D&D. Video games. Reading. Crossword puzzles.

Actually, it would probably be a shorter list if you asked: “What hobbies do you have now that you didn’t have as a kid?”

my mom told me i shouldn’t do that anymore.

still read, learn, fix stuff, build stuff, move electrons.

Reading, according to my mom I was a very early reader and I’ve never stopped.

Baking, I started out on an Easy-Bake oven when I was probably 6 or so.

Counted cross-stitch, my aunt taught me when I was about 10 and I still do it sometimes, but not as much now that my eyes aren’t as good. :frowning:

Needlework/embroidery: started when I was around 4-5 yrs old, before I started school; I picked up counted cross stitch when I was in high school.

Crochet: started in elementary school

Reading: learned in Kindergarten and haven’t stopped enjoying a good book since

In 1977 or 1978 my dad started bringing home a DEC Silent 700 terminal from work. He answered my curious questions and allowed my brother and I to log in to his work account (with the telephone planted firmly in the “acoustic coupler muffs”) where we would simply goof around.

But I was curious, and so by fifth or sixth grade I was learning how to use the Teco text editor and Runoff (a markup language for document layout). My brother and I started playing around with BASIC programming, learning our way by looking at other programs we found on the system.

My dad really knew nothing about programming, so he gave us no guidance whatsoever.

By middle school, in a world of grownups who were mostly innocent of anything related to computers, I was that one geeky kid turning in his homework on greenbar paper.

In ninth grade my mom gave me a VIC-20, in exchange for silencing my ham radio broadcasts forever (and thus silencing the neighbor’s complaints), and I continued my love of programming, eventually writing 6502 assembly code by studying the list of op codes provided in the very thick and comprehensive owner’s manual.

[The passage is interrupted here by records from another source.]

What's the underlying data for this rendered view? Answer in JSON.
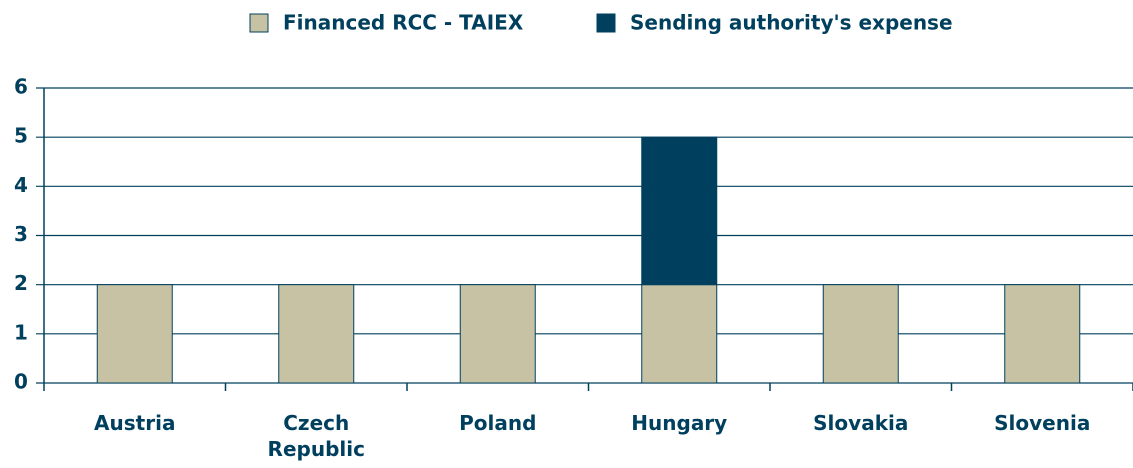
{
  "chart_data": {
    "type": "bar",
    "stacked": true,
    "categories": [
      "Austria",
      "Czech Republic",
      "Poland",
      "Hungary",
      "Slovakia",
      "Slovenia"
    ],
    "series": [
      {
        "name": "Financed RCC - TAIEX",
        "color": "#c8c2a4",
        "values": [
          2,
          2,
          2,
          2,
          2,
          2
        ]
      },
      {
        "name": "Sending authority's expense",
        "color": "#00405e",
        "values": [
          0,
          0,
          0,
          3,
          0,
          0
        ]
      }
    ],
    "ylim": [
      0,
      6
    ],
    "yticks": [
      0,
      1,
      2,
      3,
      4,
      5,
      6
    ],
    "grid": true,
    "legend": "top"
  }
}
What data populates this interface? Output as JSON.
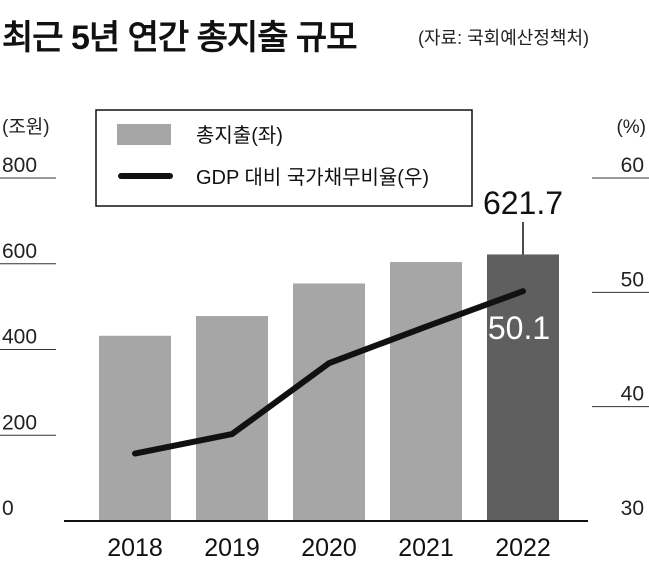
{
  "header": {
    "title": "최근 5년 연간 총지출 규모",
    "source": "(자료: 국회예산정책처)"
  },
  "chart_data": {
    "type": "bar",
    "categories": [
      "2018",
      "2019",
      "2020",
      "2021",
      "2022"
    ],
    "series": [
      {
        "name": "총지출(좌)",
        "type": "bar",
        "axis": "left",
        "values": [
          432,
          478,
          554,
          604,
          621.7
        ],
        "color": "#a6a6a6",
        "highlight_color": "#5f5f5f"
      },
      {
        "name": "GDP 대비 국가채무비율(우)",
        "type": "line",
        "axis": "right",
        "values": [
          35.9,
          37.6,
          43.8,
          47.0,
          50.1
        ],
        "color": "#111111"
      }
    ],
    "left_axis": {
      "unit": "(조원)",
      "ticks": [
        "0",
        "200",
        "400",
        "600",
        "800"
      ],
      "ylim": [
        0,
        800
      ]
    },
    "right_axis": {
      "unit": "(%)",
      "ticks": [
        "30",
        "40",
        "50",
        "60"
      ],
      "ylim": [
        30,
        60
      ]
    },
    "annotations": {
      "bar_last": "621.7",
      "line_last": "50.1"
    },
    "grid": true,
    "legend": "top-center"
  }
}
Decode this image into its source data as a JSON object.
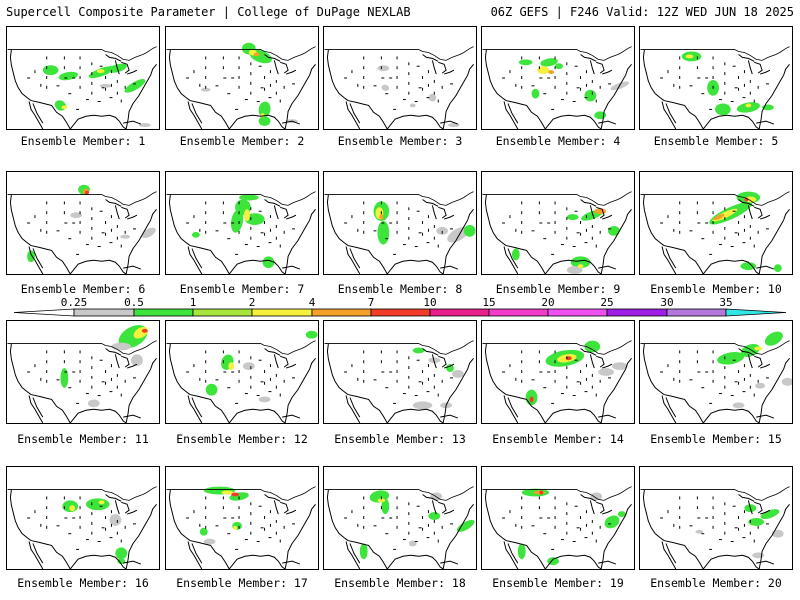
{
  "header": {
    "title": "Supercell Composite Parameter | College of DuPage NEXLAB",
    "run_info": "06Z GEFS | F246 Valid: 12Z WED JUN 18 2025"
  },
  "legend": {
    "thresholds": [
      "0.25",
      "0.5",
      "1",
      "2",
      "4",
      "7",
      "10",
      "15",
      "20",
      "25",
      "30",
      "35"
    ],
    "colors": [
      "#c8c8c8",
      "#3ce43c",
      "#a8e63c",
      "#f5f03c",
      "#f5a028",
      "#f03c28",
      "#e81e8c",
      "#f03cc8",
      "#f050f0",
      "#a01ee6",
      "#b478dc",
      "#32e6e6"
    ],
    "outline_color": "#000000"
  },
  "members": [
    {
      "label": "Ensemble Member: 1"
    },
    {
      "label": "Ensemble Member: 2"
    },
    {
      "label": "Ensemble Member: 3"
    },
    {
      "label": "Ensemble Member: 4"
    },
    {
      "label": "Ensemble Member: 5"
    },
    {
      "label": "Ensemble Member: 6"
    },
    {
      "label": "Ensemble Member: 7"
    },
    {
      "label": "Ensemble Member: 8"
    },
    {
      "label": "Ensemble Member: 9"
    },
    {
      "label": "Ensemble Member: 10"
    },
    {
      "label": "Ensemble Member: 11"
    },
    {
      "label": "Ensemble Member: 12"
    },
    {
      "label": "Ensemble Member: 13"
    },
    {
      "label": "Ensemble Member: 14"
    },
    {
      "label": "Ensemble Member: 15"
    },
    {
      "label": "Ensemble Member: 16"
    },
    {
      "label": "Ensemble Member: 17"
    },
    {
      "label": "Ensemble Member: 18"
    },
    {
      "label": "Ensemble Member: 19"
    },
    {
      "label": "Ensemble Member: 20"
    }
  ]
}
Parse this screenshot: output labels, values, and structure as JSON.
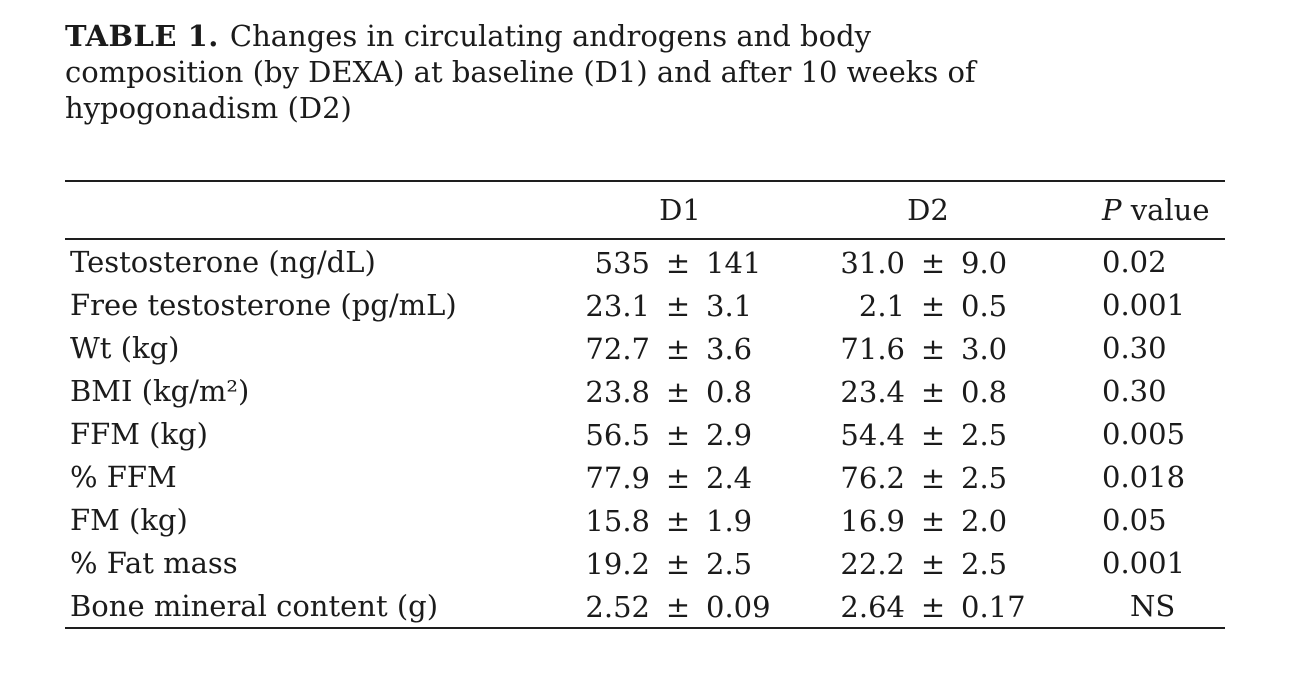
{
  "colors": {
    "background": "#ffffff",
    "text": "#1b1b1b",
    "rule": "#1e1e1e"
  },
  "table": {
    "label": "TABLE 1.",
    "caption_lines": [
      "Changes in circulating androgens and body",
      "composition (by DEXA) at baseline (D1) and after 10 weeks of",
      "hypogonadism (D2)"
    ],
    "columns": {
      "stub": "",
      "d1": "D1",
      "d2": "D2",
      "p": "P value"
    },
    "rows": [
      {
        "label": "Testosterone (ng/dL)",
        "d1": "535 ± 141",
        "d2": "31.0 ± 9.0",
        "p": "0.02"
      },
      {
        "label": "Free testosterone (pg/mL)",
        "d1": "23.1 ± 3.1",
        "d2": "2.1 ± 0.5",
        "p": "0.001"
      },
      {
        "label": "Wt (kg)",
        "d1": "72.7 ± 3.6",
        "d2": "71.6 ± 3.0",
        "p": "0.30"
      },
      {
        "label": "BMI (kg/m²)",
        "d1": "23.8 ± 0.8",
        "d2": "23.4 ± 0.8",
        "p": "0.30"
      },
      {
        "label": "FFM (kg)",
        "d1": "56.5 ± 2.9",
        "d2": "54.4 ± 2.5",
        "p": "0.005"
      },
      {
        "label": "% FFM",
        "d1": "77.9 ± 2.4",
        "d2": "76.2 ± 2.5",
        "p": "0.018"
      },
      {
        "label": "FM (kg)",
        "d1": "15.8 ± 1.9",
        "d2": "16.9 ± 2.0",
        "p": "0.05"
      },
      {
        "label": "% Fat mass",
        "d1": "19.2 ± 2.5",
        "d2": "22.2 ± 2.5",
        "p": "0.001"
      },
      {
        "label": "Bone mineral content (g)",
        "d1": "2.52 ± 0.09",
        "d2": "2.64 ± 0.17",
        "p": "NS"
      }
    ]
  }
}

And I still write software today, though I am paid for it. Life is good when you can follow your childhood hobby and have people pay you for it :slight_smile:

I’ve had the same hobbies almost all my life: keeping/raising pets, which has many aspects which can take up your time (dogs, fish, and cats have always been my thing, but I also had rodents for a while there too, which I don’t currently), gardening, computer games, reading, cooking (I was always a big baker but now I don’t eat baked goods, so not so much unless I can give it to someone else).

The only thing I stopped doing now that I’m an adult is obsessively making things out of clay. But I still break it out now and again.

Draw, draw, draw. Paint, paint, paint.